At the same time Congress authorized the Arch lights, they did not pass NBCC's Breast Cancer and Environmental Research Act (BCERA), which would have established a grant program to launch a national strategic approach to studying the potential links between the environment and breast cancer. BCERA would have supported a new research model to ensure that public funds were spent responsibly and strategically, moving away from isolated research approaches and toward increased accountability.

More than a decade ago, NBCC advocates insisted that a federal screening program be "accountable" to thousands of uninsured women with a breast cancer diagnosis who were left to fend for themselves once their cancer was diagnosed. They conceived of and helped craft and enact the Centers for Disease Control and Prevention (CDC) Breast and Cervical Cancer Treatment Act, which expanded access to care for underserved and uninsured women.

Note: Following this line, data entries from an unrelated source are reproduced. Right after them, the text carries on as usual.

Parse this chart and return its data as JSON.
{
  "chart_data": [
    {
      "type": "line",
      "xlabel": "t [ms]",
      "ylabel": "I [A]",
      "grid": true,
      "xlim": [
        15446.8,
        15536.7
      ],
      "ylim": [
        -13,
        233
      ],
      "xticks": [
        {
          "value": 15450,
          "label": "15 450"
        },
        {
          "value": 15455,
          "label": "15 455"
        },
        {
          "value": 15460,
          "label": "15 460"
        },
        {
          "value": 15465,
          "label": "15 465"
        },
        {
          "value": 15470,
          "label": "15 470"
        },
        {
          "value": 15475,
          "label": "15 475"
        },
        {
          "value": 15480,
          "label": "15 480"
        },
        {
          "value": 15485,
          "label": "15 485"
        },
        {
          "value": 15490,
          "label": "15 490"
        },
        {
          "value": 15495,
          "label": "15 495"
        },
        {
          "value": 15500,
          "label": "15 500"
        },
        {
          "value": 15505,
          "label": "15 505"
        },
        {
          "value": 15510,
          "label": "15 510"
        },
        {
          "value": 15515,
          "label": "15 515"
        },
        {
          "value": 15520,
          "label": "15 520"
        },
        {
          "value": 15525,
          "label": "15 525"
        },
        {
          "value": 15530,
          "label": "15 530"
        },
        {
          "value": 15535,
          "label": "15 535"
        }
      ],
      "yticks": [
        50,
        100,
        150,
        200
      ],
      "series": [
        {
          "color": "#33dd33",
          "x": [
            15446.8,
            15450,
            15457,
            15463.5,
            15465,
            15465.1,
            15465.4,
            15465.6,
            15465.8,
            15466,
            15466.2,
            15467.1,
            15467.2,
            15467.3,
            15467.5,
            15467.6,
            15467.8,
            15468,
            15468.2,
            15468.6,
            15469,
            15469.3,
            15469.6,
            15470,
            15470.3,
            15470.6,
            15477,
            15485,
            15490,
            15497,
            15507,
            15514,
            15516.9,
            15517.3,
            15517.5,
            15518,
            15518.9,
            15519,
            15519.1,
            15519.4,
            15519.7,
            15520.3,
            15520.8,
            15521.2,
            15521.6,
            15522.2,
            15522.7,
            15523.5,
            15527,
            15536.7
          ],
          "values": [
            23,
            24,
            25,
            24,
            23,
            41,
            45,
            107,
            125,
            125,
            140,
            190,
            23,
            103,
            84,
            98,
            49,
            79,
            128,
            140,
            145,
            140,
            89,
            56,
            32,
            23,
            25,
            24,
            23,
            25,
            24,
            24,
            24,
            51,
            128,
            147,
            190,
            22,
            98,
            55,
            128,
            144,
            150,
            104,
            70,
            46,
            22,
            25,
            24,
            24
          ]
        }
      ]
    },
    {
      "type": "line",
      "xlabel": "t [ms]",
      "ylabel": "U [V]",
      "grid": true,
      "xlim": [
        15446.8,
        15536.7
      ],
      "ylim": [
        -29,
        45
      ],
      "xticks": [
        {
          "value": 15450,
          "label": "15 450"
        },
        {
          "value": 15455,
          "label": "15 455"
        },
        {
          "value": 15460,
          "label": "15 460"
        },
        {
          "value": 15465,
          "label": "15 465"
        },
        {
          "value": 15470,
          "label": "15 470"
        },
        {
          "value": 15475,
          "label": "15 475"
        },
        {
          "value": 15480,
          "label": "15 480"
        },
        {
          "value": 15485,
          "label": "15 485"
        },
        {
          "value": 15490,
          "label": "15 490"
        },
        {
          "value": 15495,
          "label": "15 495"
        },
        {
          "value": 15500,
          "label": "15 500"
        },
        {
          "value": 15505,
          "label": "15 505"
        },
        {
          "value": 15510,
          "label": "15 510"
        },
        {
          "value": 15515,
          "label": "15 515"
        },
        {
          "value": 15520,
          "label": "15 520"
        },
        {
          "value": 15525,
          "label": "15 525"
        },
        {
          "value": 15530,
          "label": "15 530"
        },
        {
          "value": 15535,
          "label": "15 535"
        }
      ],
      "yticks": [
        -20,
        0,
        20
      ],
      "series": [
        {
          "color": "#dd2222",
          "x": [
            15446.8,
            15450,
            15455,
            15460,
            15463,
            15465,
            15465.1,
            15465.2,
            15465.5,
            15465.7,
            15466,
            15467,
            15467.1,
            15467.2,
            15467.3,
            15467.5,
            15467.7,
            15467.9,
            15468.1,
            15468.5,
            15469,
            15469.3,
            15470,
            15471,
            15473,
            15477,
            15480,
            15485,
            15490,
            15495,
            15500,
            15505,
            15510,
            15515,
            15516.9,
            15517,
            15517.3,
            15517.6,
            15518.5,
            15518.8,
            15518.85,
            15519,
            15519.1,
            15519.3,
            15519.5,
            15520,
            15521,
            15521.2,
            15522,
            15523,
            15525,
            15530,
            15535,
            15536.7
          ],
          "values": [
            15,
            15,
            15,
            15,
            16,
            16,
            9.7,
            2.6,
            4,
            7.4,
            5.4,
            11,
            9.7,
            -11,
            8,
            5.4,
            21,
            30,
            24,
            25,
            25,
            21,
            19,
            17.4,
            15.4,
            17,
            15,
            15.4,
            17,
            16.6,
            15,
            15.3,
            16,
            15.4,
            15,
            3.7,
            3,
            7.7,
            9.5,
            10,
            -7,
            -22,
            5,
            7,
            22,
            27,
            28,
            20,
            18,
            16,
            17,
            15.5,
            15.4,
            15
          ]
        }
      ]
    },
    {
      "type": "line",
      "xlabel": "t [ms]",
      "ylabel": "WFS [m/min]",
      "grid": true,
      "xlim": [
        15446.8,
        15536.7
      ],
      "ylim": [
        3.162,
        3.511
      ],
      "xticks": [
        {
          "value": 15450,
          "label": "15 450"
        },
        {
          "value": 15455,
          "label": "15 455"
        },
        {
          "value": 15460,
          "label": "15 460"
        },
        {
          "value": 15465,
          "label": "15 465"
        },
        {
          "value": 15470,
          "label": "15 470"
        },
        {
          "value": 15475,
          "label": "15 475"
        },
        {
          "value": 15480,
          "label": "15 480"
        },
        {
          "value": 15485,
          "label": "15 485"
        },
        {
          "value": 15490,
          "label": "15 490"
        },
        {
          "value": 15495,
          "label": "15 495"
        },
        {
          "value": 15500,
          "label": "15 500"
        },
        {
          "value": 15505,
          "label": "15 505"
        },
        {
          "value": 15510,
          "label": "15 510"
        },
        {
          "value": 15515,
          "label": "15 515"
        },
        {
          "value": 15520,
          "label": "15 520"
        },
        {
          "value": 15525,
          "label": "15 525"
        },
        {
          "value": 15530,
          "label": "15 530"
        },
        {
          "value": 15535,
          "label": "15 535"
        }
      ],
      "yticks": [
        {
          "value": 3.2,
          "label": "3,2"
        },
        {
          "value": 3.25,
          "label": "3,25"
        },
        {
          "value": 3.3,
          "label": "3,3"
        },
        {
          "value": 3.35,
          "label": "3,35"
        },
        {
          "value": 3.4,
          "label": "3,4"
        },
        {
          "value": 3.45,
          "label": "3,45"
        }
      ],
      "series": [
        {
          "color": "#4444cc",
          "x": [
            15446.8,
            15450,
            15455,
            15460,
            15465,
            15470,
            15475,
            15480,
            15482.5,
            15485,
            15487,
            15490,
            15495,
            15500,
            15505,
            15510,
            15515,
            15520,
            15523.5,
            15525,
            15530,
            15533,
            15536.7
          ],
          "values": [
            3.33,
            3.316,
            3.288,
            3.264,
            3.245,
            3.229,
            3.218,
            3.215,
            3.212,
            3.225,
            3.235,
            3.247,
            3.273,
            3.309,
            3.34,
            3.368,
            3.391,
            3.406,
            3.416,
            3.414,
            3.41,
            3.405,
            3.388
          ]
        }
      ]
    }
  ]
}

The landmark legislation was signed into law in October 2000. Being held accountable has truly mattered to thousands of women who have benefited from this kind of meaningful legislation.

And what about the billions of dollars invested in breast cancer over the past decades? Who do we hold accountable for that investment actually helping women and not just careers and the bottom line? This May, NBCC advocates held more than 400 meetings with their members of Congress on Capitol Hill. Advocates highlighted the urgency around the introduction of the Accelerating the End of Breast Cancer Act, which will leverage decades of investment to bring innovation and accumulated knowledge to a plan to end breast cancer. Within weeks of these meetings, Senator Sheldon Whitehouse (D-RI), along with Senators Grassley (R-IA), Brown (D-OH), Collins (R-ME), Shaheen (D-NH), Murkowski (R-AK), Warner (D-VA) and Heller (R-NV), introduced legislation, S. 3237, aimed at ending breast cancer. Similar legislation, H.R. 3067, was introduced in the House of Representatives last fall by Reps. Karen Bass (D-CA-33) and Rep. Charlie Bass (R-NH-2) and currently has nearly 230 bipartisan cosponsors.

When enacted, that law will focus on two areas: the primary prevention of breast cancer and preventing breast cancer metastasis, or the spread of the disease to other parts of the body, which is responsible for more than 90 percent of breast cancer deaths. When passed, the law would create the Commission to Accelerate the End of Breast Cancer comprised of several carefully selected representatives of biomedical research, business, breast cancer advocacy and other disciplines who have demonstrated an ability to be innovative, creative and strategic. The bills include a sunset date and are designed to make certain the Commission does not become another bureaucracy. Members of this Commission would be held accountable for their work. We are holding Congress accountable for theirs.

When we launched Breast Cancer Deadline 2020® almost two years ago, we took inventory of breast cancer research, treatment, prevention and policy, along with the advocacy world. We were faced with the reality that in 20 years, there had been very little progress. It is time to hold everyone -- and ourselves -- accountable.